We might try to use regex to obtain small fragment, then let cheerio to load and manipulate that fragment.
For the optimization for toc() helper, I start with conditional require cheerio and return before cheerio.load: sukkaw/hexo:lazy-cheerio-for-toc. But the performance dropped by 5%, so I stopped.
@curbengh do you work out the dom-parser problem?
Nope, I'm still far off.
toc() helper needs parentNode, which makes nearly impossible using regex to replace cheerio.
Regular expressions are specialized for searching from the left, and it is necessary to search from the right to find parents efficiently.
Is there any way other than using String#lastIndexOf() and RegExp#sticky flag?
html-dom-parser, which is a wrapper of htmlparser2, can turn a dom tree into json. And parent is supported in html-dom-parser.
@curbengh Have a look?
Currently I have came up with this, a pieces of codes to flatten the html-dom-parser output.
const parser = require('html-dom-parser');
const output = parser('<p>Hello, <span>world!</span></p><span>123</span>');
console.log(output);
/*
[ { type: 'tag',
name: 'p',
attribs: {},
children: [ [Object], [Object] ],
next:
{ type: 'tag',
name: 'span',
attribs: {},
children: [Array],
next: null,
prev: [Circular],
parent: null },
prev: null,
parent: null },
{ type: 'tag',
name: 'span',
attribs: {},
children: [ [Object] ],
next: null,
prev:
{ type: 'tag',
name: 'p',
attribs: {},
children: [Array],
next: [Circular],
prev: null,
parent: null },
parent: null } ]
*/
let result= {};
Object.assign(result, parseOutput);
const flatten = (tag) => {
if (!tag.children.length) return tag;
for (let child of tag.children) {
if (child.children) {
flatten(child);
}
result[Object.keys(result).length] = child;
}
};
for (let tag of parseOutput) {
flatten(tag);
}
console.log(result);
/*
{ '0':
{ type: 'tag',
name: 'p',
attribs: {},
children: [ [Object], [Object] ],
next:
{ type: 'tag',
name: 'span',
attribs: {},
children: [Array],
next: null,
prev: [Circular],
parent: null },
prev: null,
parent: null },
'1':
{ type: 'tag',
name: 'span',
attribs: {},
children: [ [Object] ],
next: null,
prev:
{ type: 'tag',
name: 'p',
attribs: {},
children: [Array],
next: [Circular],
prev: null,
parent: null },
parent: null },
'2':
{ data: 'Hello, ',
type: 'text',
next:
{ type: 'tag',
name: 'span',
attribs: {},
children: [Array],
next: null,
prev: [Circular],
parent: [Object] },
prev: null,
parent:
{ type: 'tag',
name: 'p',
attribs: {},
children: [Array],
next: [Object],
prev: null,
parent: null } },
'3':
{ data: 'world!',
type: 'text',
next: null,
prev: null,
parent:
{ type: 'tag',
name: 'span',
attribs: {},
children: [Array],
next: null,
prev: [Object],
parent: [Object] } },
'4':
{ type: 'tag',
name: 'span',
attribs: {},
children: [ [Object] ],
next: null,
prev:
{ data: 'Hello, ',
type: 'text',
next: [Circular],
prev: null,
parent: [Object] },
parent:
{ type: 'tag',
name: 'p',
attribs: {},
children: [Array],
next: [Object],
prev: null,
parent: null } },
'5':
{ data: '123',
type: 'text',
next: null,
prev: null,
parent:
{ type: 'tag',
name: 'span',
attribs: {},
children: [Array],
next: null,
prev: [Object],
parent: null } } }
*/
I am indeed struggling with traversing levels of html-dom-parser output. I'll see how I can proceed. Feel free to work on toc.js, I may only do it this weekend. (edit: or next)

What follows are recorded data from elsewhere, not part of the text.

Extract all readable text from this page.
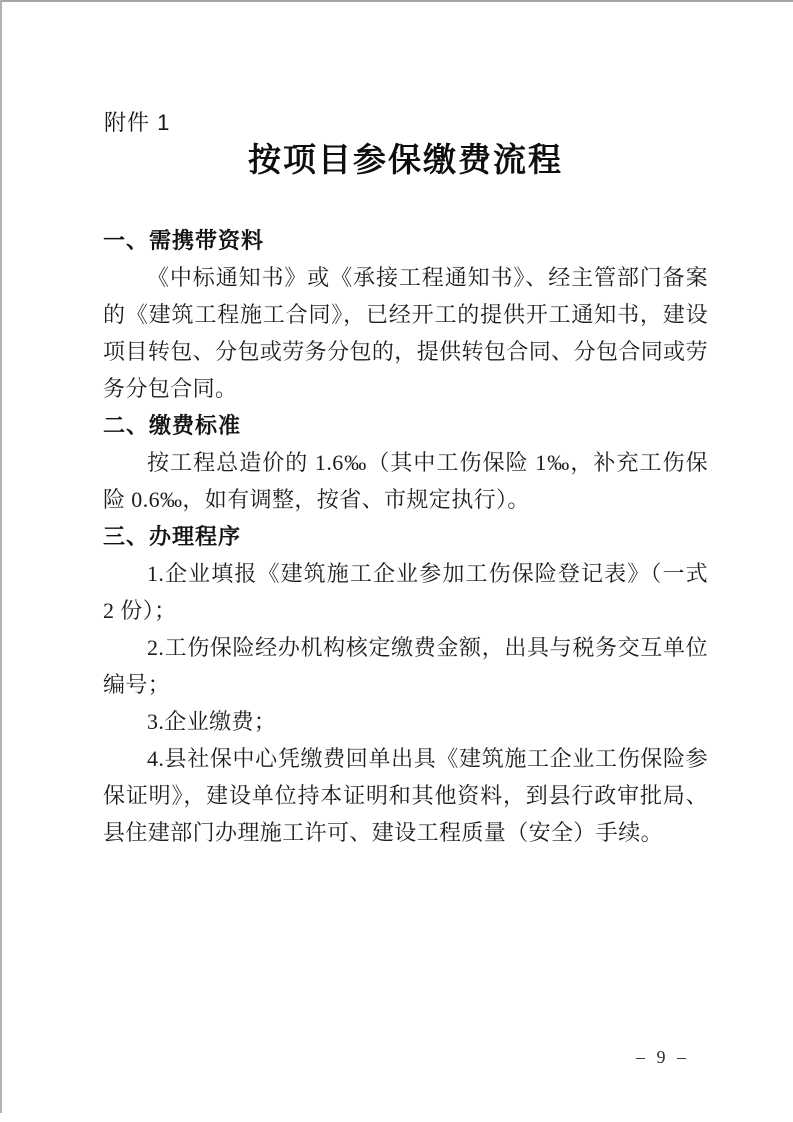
附件 1
按项目参保缴费流程
一、需携带资料

《中标通知书》或《承接工程通知书》、经主管部门备案的《建筑工程施工合同》，已经开工的提供开工通知书，建设项目转包、分包或劳务分包的，提供转包合同、分包合同或劳务分包合同。

二、缴费标准

按工程总造价的 1.6‰（其中工伤保险 1‰，补充工伤保险 0.6‰，如有调整，按省、市规定执行）。

三、办理程序

1.企业填报《建筑施工企业参加工伤保险登记表》（一式 2 份）；

2.工伤保险经办机构核定缴费金额，出具与税务交互单位编号；

3.企业缴费；

4.县社保中心凭缴费回单出具《建筑施工企业工伤保险参保证明》，建设单位持本证明和其他资料，到县行政审批局、县住建部门办理施工许可、建设工程质量（安全）手续。

– 9 –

const parse5 = require("parse5");
const html = `
<!-- Based on example.org -->
<!doctype html>
<html>
<body>
<div id="container">
<h1>Example Domain</h1>
<p>This domain is established to be used for illustrative examples in documents. You may use this
domain in examples without prior coordination or asking for permission.</p>
<p id="text"><a href="http://www.iana.org/domains/example">More information...</a></p>
</div>
</body>
</html>
`;
const dom = parse5.parse(html);
console.log(dom);
will result in an Object of DOM Tree.
Since parse5 doesn't provide methods like getElementById, we still need to flatten the Object and traverse through it.
const flatten = (obj) => {
const array = Array.isArray(obj) ? obj : [obj];
return array.reduce((acc, value) => {
acc.push(value);
if (value.children) {
acc = acc.concat(flatten(value.children));
}
return acc;
}, []);
};
There is a sample code snipppet about how to flatten an array or Object in ES6 way.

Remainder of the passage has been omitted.